I see, yeah, I was just curious cause normally big amounts of data like that come from files or uploads, that could be streamed themselves, avoiding to load the whole thing to memory. But in your case, as it’s a ported lib function that takes a loaded string, you don’t much control over that, so yeah, binary pattern matching seems like the way to go then.

John-Goff · May 14, 2021, 5:30am

Be sure to use String.graphemes/1 if there is any possibility of Unicode data in your strings, codepoints can do potentially not what you want. See here for more: String — Elixir v1.11.4

csokun · May 14, 2021, 5:38am

Thank @John-Goff I do want to support Unicode string.

Finally, with all your help I managed to put together a working code (decided to go with stream option for now) ex_azure_storage/azure_file_share.ex at fileshare_create_file · csokun/ex_azure_storage · GitHub

hauleth · May 14, 2021, 9:58am

What if I would upload file that content is not valid UTF-8? In general in this case you should not care at all about encoding of the file and use @cmkarlsson solution, but even then you do not need to construct list.
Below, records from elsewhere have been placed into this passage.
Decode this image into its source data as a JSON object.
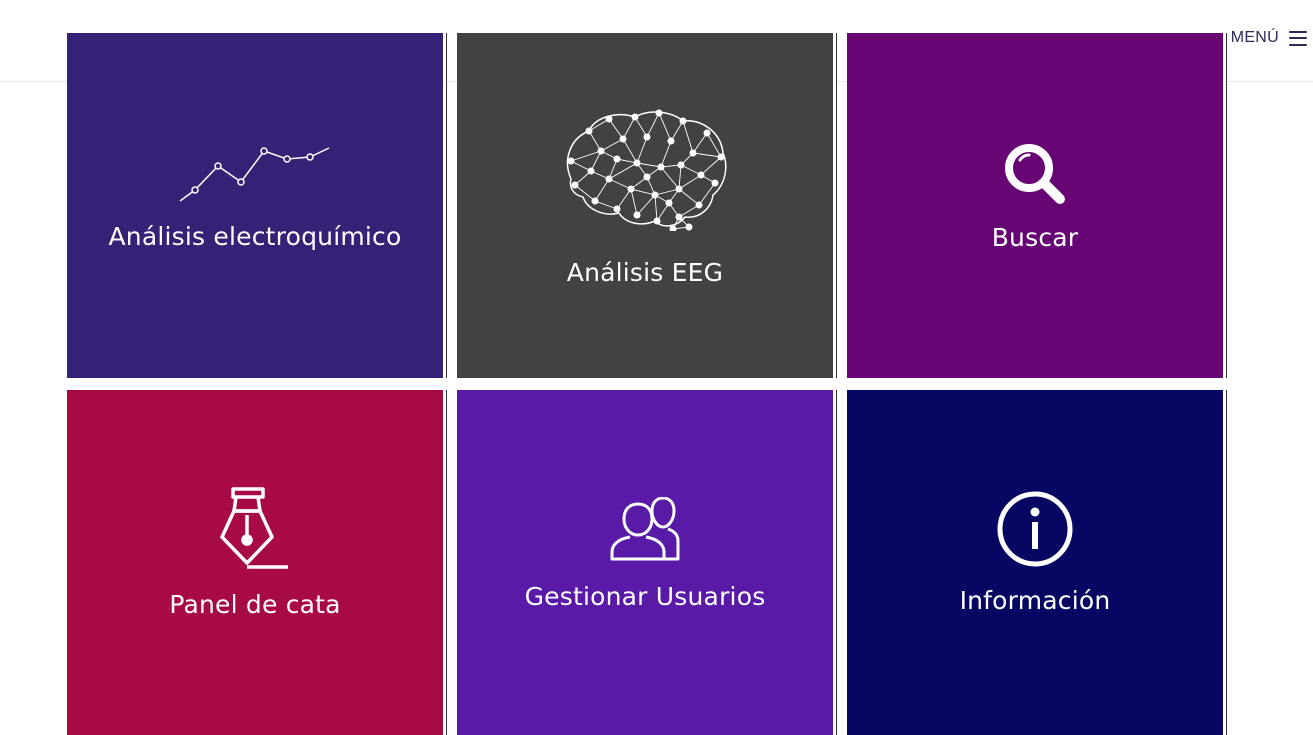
{
  "header": {
    "menu_label": "MENÚ"
  },
  "tiles": [
    {
      "label": "Análisis electroquímico",
      "icon": "line-chart-icon",
      "color": "#352175"
    },
    {
      "label": "Análisis EEG",
      "icon": "brain-network-icon",
      "color": "#424242"
    },
    {
      "label": "Buscar",
      "icon": "search-icon",
      "color": "#680574"
    },
    {
      "label": "Panel de cata",
      "icon": "pen-nib-icon",
      "color": "#a70a44"
    },
    {
      "label": "Gestionar Usuarios",
      "icon": "users-icon",
      "color": "#5a1aa8"
    },
    {
      "label": "Información",
      "icon": "info-icon",
      "color": "#070763"
    }
  ]
}
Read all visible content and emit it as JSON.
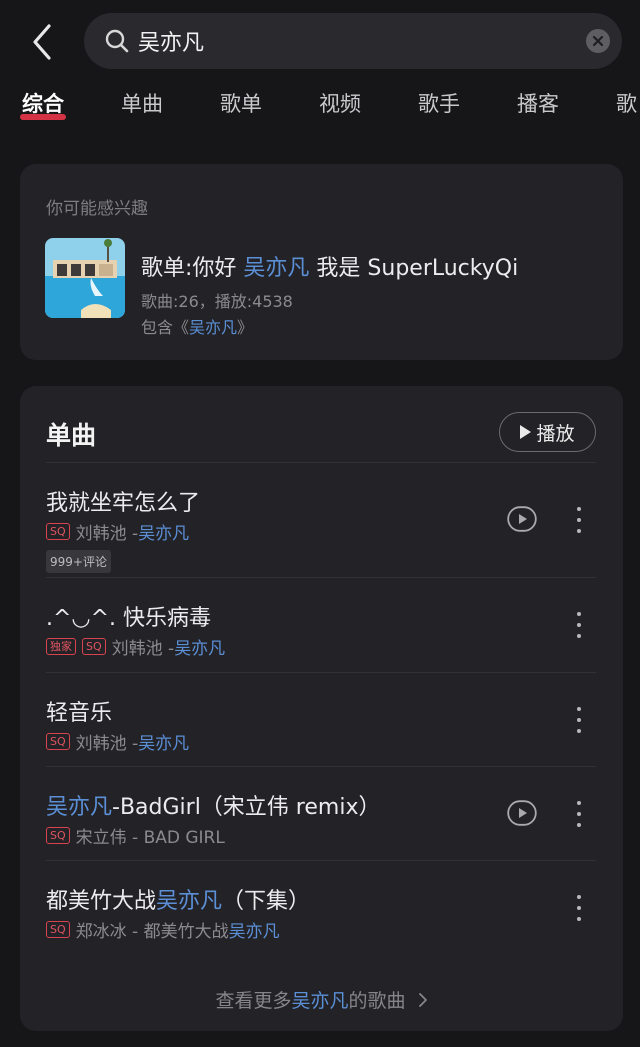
{
  "search": {
    "query": "吴亦凡"
  },
  "tabs": [
    "综合",
    "单曲",
    "歌单",
    "视频",
    "歌手",
    "播客",
    "歌"
  ],
  "interest": {
    "label": "你可能感兴趣",
    "title_prefix": "歌单:你好 ",
    "title_highlight": "吴亦凡",
    "title_suffix": " 我是 SuperLuckyQi",
    "meta": "歌曲:26，播放:4538",
    "contains_prefix": "包含《",
    "contains_highlight": "吴亦凡",
    "contains_suffix": "》"
  },
  "songs_section": {
    "title": "单曲",
    "play_label": "播放",
    "see_more_prefix": "查看更多",
    "see_more_highlight": "吴亦凡",
    "see_more_suffix": "的歌曲",
    "items": [
      {
        "name_pre": "我就坐牢怎么了",
        "name_hl": "",
        "name_post": "",
        "badges": [
          "SQ"
        ],
        "artist": "刘韩池 - ",
        "artist_hl": "吴亦凡",
        "artist_post": "",
        "comment": "999+评论",
        "has_video": true
      },
      {
        "name_pre": ".^◡^. 快乐病毒",
        "name_hl": "",
        "name_post": "",
        "badges": [
          "独家",
          "SQ"
        ],
        "artist": "刘韩池 - ",
        "artist_hl": "吴亦凡",
        "artist_post": "",
        "comment": "",
        "has_video": false
      },
      {
        "name_pre": "轻音乐",
        "name_hl": "",
        "name_post": "",
        "badges": [
          "SQ"
        ],
        "artist": "刘韩池 - ",
        "artist_hl": "吴亦凡",
        "artist_post": "",
        "comment": "",
        "has_video": false
      },
      {
        "name_pre": "",
        "name_hl": "吴亦凡",
        "name_post": "-BadGirl（宋立伟 remix）",
        "badges": [
          "SQ"
        ],
        "artist": "宋立伟 - BAD GIRL",
        "artist_hl": "",
        "artist_post": "",
        "comment": "",
        "has_video": true
      },
      {
        "name_pre": "都美竹大战",
        "name_hl": "吴亦凡",
        "name_post": "（下集）",
        "badges": [
          "SQ"
        ],
        "artist": "郑冰冰 - 都美竹大战",
        "artist_hl": "吴亦凡",
        "artist_post": "",
        "comment": "",
        "has_video": false
      }
    ]
  },
  "colors": {
    "accent_red": "#e8364a",
    "highlight_blue": "#5b8fd6",
    "card_bg": "#232327"
  }
}
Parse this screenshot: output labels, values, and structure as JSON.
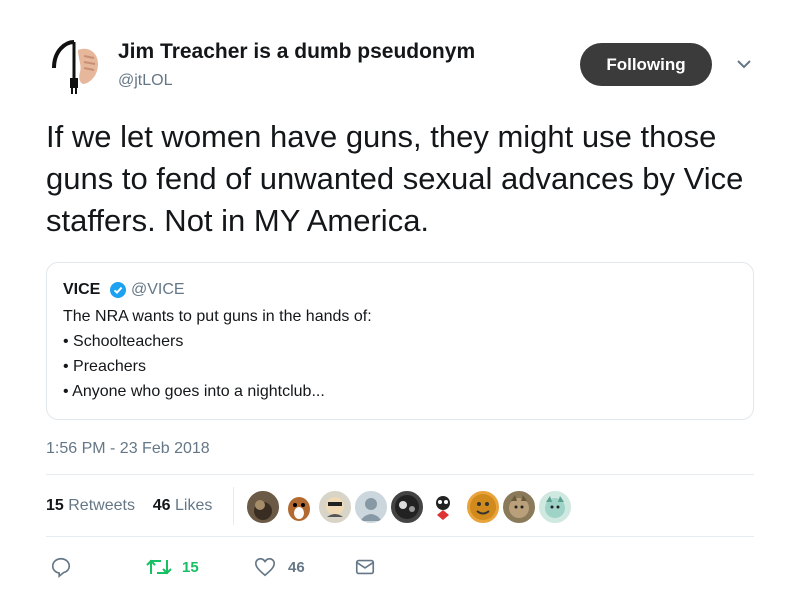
{
  "author": {
    "display_name": "Jim Treacher is a dumb pseudonym",
    "handle": "@jtLOL",
    "avatar_icon": "hand-holding-plug-avatar"
  },
  "follow_button": {
    "label": "Following"
  },
  "tweet": {
    "text": "If we let women have guns, they might use those guns to fend of unwanted sexual advances by Vice staffers. Not in MY America.",
    "timestamp": "1:56 PM - 23 Feb 2018"
  },
  "quoted_tweet": {
    "display_name": "VICE",
    "handle": "@VICE",
    "verified_icon": "verified-badge-icon",
    "lines": [
      "The NRA wants to put guns in the hands of:",
      "• Schoolteachers",
      "• Preachers",
      "• Anyone who goes into a nightclub..."
    ]
  },
  "stats": {
    "retweets_count": "15",
    "retweets_label": "Retweets",
    "likes_count": "46",
    "likes_label": "Likes"
  },
  "actions": {
    "reply_icon": "reply-icon",
    "retweet_icon": "retweet-icon",
    "retweet_count": "15",
    "like_icon": "heart-icon",
    "like_count": "46",
    "dm_icon": "envelope-icon"
  },
  "colors": {
    "text": "#14171a",
    "secondary": "#657786",
    "retweet_green": "#17bf63",
    "verified_blue": "#1da1f2",
    "follow_bg": "#3b3b3b"
  }
}
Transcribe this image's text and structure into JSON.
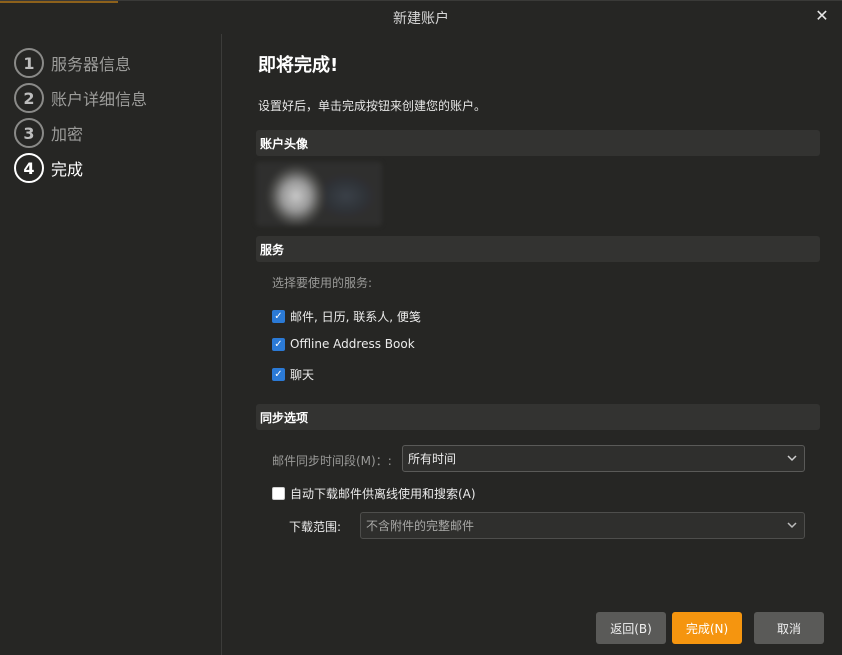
{
  "window": {
    "title": "新建账户"
  },
  "steps": [
    {
      "num": "1",
      "label": "服务器信息"
    },
    {
      "num": "2",
      "label": "账户详细信息"
    },
    {
      "num": "3",
      "label": "加密"
    },
    {
      "num": "4",
      "label": "完成"
    }
  ],
  "main": {
    "heading": "即将完成!",
    "description": "设置好后，单击完成按钮来创建您的账户。",
    "avatar_section": "账户头像",
    "services_section": "服务",
    "services_hint": "选择要使用的服务:",
    "services": [
      {
        "label": "邮件, 日历, 联系人, 便笺",
        "checked": true
      },
      {
        "label": "Offline Address Book",
        "checked": true
      },
      {
        "label": "聊天",
        "checked": true
      }
    ],
    "sync_section": "同步选项",
    "sync_period_label": "邮件同步时间段(M)：:",
    "sync_period_value": "所有时间",
    "auto_download_label": "自动下载邮件供离线使用和搜索(A)",
    "auto_download_checked": false,
    "download_scope_label": "下载范围:",
    "download_scope_value": "不含附件的完整邮件"
  },
  "buttons": {
    "back": "返回(B)",
    "finish": "完成(N)",
    "cancel": "取消"
  },
  "colors": {
    "accent": "#f5950f",
    "checkbox": "#2b7ad6",
    "background": "#262624"
  },
  "icons": {
    "close": "close-icon",
    "dropdown": "chevron-down-icon",
    "check": "check-icon"
  }
}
axelson · April 5, 2024, 1:36am

FYI that snippet will discard the last partial chunk if the string does not divide by chunk_size

iex(1)> for <<chunk::size(3)-binary <- "abcdefgh">> do chunk end
["abc", "def"]

(if the last partial chunk was included then it would also return "gh")

Here’s a simple recursive function that will return the last chunk (and not return any empty strings)

@doc """
Chunks a string into chunk of a given byte size (NOT unicode safe)

## Examples

    iex> chunk_string("abcdefgh", 3)
    ["abc", "def", "gh"]

    iex> chunk_string("abcdef", 3)
    ["abc", "def"]
"""
def chunk_string(string, chunk_size) when chunk_size > 0 do
  case string do
    <<chunk::size(chunk_size)-binary, rest::binary>> ->
      [chunk | chunk_string(rest, chunk_size)]

    "" ->
      []

    rest ->
      [rest]
  end
end

bdarla · April 5, 2024, 6:13am

A relevant library that came to my attention recently is text_chunker_ex by Revelry (thanks to @hugobarauna for sharing this in Elixir Radar 420).

The aim of the library is to split text to be fed to AI models. As I understood, it mimics some functionality of the LangChain. I have not used it (yet), but seems interesting!